Data sharing statement

Upon publication, and after de-identification the data supporting the results of this article will be made available to researchers who provide a methodologically sound proposal. The de-identification will be carried out in compliance with applicable privacy laws, data protection, and requirements of anonymization and consent. Requests for access to the data should be directed to the corresponding author.

Declaration of interests

Ten US patents and 35 patents in international jurisdictions have been issued to CS for the phospholipid nanoparticle technology. Two patents are pending. One patent application is for the treatment of multiple organ dysfunction syndrome.

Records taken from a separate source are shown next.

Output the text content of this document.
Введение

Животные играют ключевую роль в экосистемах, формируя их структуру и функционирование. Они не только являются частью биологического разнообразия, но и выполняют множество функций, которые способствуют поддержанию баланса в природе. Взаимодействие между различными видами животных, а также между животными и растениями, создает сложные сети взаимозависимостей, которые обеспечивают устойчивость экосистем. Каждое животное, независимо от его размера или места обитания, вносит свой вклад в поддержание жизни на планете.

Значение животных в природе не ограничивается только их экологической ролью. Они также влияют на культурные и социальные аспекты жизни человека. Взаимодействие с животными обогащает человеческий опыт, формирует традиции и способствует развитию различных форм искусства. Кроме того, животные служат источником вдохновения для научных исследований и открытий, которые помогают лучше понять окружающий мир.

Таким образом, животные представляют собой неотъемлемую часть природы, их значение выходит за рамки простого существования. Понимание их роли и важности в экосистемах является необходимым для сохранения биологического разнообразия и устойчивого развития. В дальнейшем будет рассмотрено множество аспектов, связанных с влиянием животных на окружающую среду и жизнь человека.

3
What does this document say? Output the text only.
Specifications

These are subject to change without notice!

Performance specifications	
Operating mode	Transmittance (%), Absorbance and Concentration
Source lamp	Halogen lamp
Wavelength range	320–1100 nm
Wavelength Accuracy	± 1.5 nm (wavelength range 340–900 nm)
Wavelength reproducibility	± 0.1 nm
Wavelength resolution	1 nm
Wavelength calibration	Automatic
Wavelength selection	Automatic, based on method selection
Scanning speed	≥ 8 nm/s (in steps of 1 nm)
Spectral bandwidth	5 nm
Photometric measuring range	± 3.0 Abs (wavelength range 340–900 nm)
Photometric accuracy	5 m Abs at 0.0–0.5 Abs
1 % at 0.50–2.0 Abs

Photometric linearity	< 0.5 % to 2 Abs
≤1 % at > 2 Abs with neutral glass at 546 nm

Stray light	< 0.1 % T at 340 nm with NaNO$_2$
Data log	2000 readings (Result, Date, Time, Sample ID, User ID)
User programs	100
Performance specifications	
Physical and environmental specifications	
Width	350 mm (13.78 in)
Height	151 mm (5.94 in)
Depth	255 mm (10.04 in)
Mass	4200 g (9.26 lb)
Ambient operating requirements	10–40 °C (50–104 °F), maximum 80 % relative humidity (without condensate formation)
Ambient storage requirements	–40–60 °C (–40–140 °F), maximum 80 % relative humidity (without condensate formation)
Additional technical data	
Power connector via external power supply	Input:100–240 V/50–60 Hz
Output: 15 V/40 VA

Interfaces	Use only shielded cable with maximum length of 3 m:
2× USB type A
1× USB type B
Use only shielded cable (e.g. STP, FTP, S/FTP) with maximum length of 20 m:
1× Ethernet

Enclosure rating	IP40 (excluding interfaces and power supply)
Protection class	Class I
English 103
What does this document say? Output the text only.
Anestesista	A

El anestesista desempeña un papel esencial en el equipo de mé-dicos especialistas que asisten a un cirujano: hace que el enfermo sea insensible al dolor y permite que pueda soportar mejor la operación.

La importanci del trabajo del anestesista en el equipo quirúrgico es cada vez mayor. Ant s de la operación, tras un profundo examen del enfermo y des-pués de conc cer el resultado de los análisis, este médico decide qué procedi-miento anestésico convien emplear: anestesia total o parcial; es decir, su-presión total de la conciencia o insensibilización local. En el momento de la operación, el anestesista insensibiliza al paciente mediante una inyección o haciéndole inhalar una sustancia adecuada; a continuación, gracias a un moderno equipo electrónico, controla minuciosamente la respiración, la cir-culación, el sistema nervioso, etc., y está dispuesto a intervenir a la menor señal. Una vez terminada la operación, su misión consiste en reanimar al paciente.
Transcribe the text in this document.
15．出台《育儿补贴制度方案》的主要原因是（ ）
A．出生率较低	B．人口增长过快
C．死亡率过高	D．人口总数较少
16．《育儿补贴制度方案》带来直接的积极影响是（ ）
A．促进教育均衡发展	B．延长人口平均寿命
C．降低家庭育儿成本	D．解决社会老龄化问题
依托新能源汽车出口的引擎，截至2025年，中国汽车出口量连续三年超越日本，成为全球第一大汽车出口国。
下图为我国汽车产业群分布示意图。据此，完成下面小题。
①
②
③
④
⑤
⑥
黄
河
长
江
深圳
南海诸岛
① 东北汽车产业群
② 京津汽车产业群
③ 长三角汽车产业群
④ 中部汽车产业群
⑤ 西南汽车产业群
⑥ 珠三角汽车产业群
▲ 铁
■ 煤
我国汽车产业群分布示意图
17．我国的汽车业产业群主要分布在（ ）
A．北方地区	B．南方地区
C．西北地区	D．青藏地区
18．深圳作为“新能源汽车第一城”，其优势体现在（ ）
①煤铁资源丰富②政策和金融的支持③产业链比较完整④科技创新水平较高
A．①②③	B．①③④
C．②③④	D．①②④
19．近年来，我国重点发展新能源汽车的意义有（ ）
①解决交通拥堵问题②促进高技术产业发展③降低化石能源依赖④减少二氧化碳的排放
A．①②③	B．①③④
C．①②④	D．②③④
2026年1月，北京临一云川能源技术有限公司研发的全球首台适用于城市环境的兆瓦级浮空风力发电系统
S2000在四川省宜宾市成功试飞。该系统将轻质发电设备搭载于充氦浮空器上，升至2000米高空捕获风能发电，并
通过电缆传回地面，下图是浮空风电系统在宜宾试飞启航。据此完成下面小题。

The other is for the use of phospholipid nanoparticles to reduce inflammation. CS is the principal investigator of the grant from the Naval Medical Research Command. CS is President of Vivacelle Bio, Inc., the company that is the sponsor of the trial and its board chairman. He is also a Vivacelle Bio shareholder. Support for attending scientific meetings is provided to CS by Vivacelle Bio and the UMKC School of Medicine. MK is a contractor for the clinical trial and was paid for his contract work. He is the Senior Vice-President of Vivacelle Bio, Inc., and a Vivacelle Bio Shareholder. HD is CEO of Vivacelle Bio and board member of Vivacelle Bio. He is also a Vivacelle Bio shareholder. Travel expenses are provided by Vivacelle Bio and 2Flo Ventures, an investor in Vivacelle Bio. JR is a member of Vivacelle Bio’s Scientific Advisory Board. Vivacelle Bio gave JR a nitric oxide detector that was used in the manuscript. NH is on the advisory Board of Vivacelle Bio and a Vivacelle Bio shareholder. KT is Chief Medical Officer of Vivacelle Bio and a shareholder of Vivacelle Bio and of Johnson and Johnson. No other authors have a conflict of interest.